Warum ist der Offiziersberuf in ein derartiges Tief geraten? Als die genannten Jahrgänge vor der Berufswahl standen, schrieb man 1970 und 1971. Die sozialistische Partei war mit dem Slogan in die Wahlauseinandersetzung gegangen: „Sechs Monate Wehrdienst sind genug.“ Die Unsicherheit, ob das Heer diesen Einschnitt überwinden werde, hat bei vielen sicherlich die Berufswahl zum Offizier negativ entschieden. Dazu kamen noch andere Momente. So herrschte am Beginn der siebziger Jahre eine überhitzte Hochkonjunktur. Die Wirtschaft zahlte, verglichen mit dem Staatsdienst, unverhältnismäßig hohe Gehälter. Schließlich war das Heer, auch ohne den sozialistischen Wahlslogan, in eine tiefe innere Krise geraten.

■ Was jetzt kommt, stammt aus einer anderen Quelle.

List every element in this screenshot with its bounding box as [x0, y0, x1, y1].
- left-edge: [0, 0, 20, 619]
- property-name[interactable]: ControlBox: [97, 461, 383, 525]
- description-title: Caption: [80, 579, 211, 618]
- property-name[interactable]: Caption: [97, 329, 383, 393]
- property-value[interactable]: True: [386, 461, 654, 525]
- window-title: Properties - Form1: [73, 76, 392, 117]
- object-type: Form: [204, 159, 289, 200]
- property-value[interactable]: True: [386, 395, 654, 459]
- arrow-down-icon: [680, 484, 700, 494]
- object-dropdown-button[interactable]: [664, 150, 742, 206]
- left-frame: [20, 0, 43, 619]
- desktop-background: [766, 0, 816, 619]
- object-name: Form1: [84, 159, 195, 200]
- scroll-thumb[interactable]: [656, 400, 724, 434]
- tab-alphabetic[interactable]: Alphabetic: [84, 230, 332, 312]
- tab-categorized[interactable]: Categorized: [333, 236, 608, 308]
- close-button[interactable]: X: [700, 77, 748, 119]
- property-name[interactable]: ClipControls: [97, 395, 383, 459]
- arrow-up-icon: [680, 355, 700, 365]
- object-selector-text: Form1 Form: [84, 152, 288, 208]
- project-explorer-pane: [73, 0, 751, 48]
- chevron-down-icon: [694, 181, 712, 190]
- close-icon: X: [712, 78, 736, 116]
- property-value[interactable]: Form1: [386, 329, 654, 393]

Heuer beginnen 139 Offiziersanwärter die dreijährige Ausbildung in Wiener Neustadt. Dies ist die höchste Zahl seit 1958. So stellt sich die Frage nach den geänderten Motiven. Eine vergleichbare Rolle spielt gewiß die Konjunktur. Die wirtschaftliche Unsicherheit macht die Entscheidung für den sicheren Staatsdienst leichter. Dazu kommt eine starke Verbesserung der Anfangsgehälter im Staatsdienst. Ein junger Militärakademiker erhält bei freier Uniform und freiem Quartier fast 7000 Schillig netto. Schließlich hat man die Ausbildung in Neustadt attraktiver gemacht und die Werbung für den Offiziersberuf gesteigert. Alles Maßnahmen, die einen kurzfristigen Erfolg garantieren. Genügt das aber, um die Nachwuchssorgen im Bundesheer für lange Zeit zu verdrängen?

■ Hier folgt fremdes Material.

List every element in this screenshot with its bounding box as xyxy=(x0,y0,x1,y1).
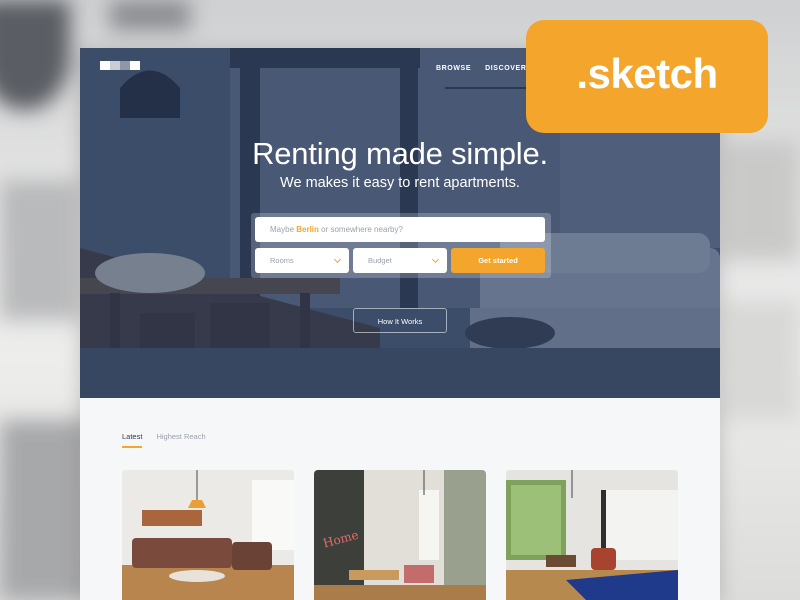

Der Stil, mit dem man die Leutnants in ihre nicht einfache Zukunft entließ, war ein kalter Schlag auf alle Bemühungen, diesen Beruf zeitgemäßer zu machen. Man zelebrierte die Ausmusterungsfeier, als hätte man sich in der Heeresreform nicht entschieden, das Heer von seinem Formalballast zu befreien. In den Festreden ging man frohgemut an den anstehenden Problemen vorbei und verweilte lieber beim Pathos eines Soldatenbildes der Vergangenheit. Die Ansicht, der Soldatenberuf sei etwas besonderes, ein Beruf „sui generis“, feierte fröhliche Urständ. Die gesellschaftliche Entwicklung geht aber in eine andere Richtung. Der Offiziersberuf spricht damit, auf längere Sicht, nicht den Mehrheitstyp der Gesellschaft, sondern den Antityp an. Man wählt damit aus einem immer kleiner werdenden Kreis aus und steht wahrscheinlich bereits beim nächsten Konjunkturaufschwung vor den gleichen Nachwuchssorgen wie bisher.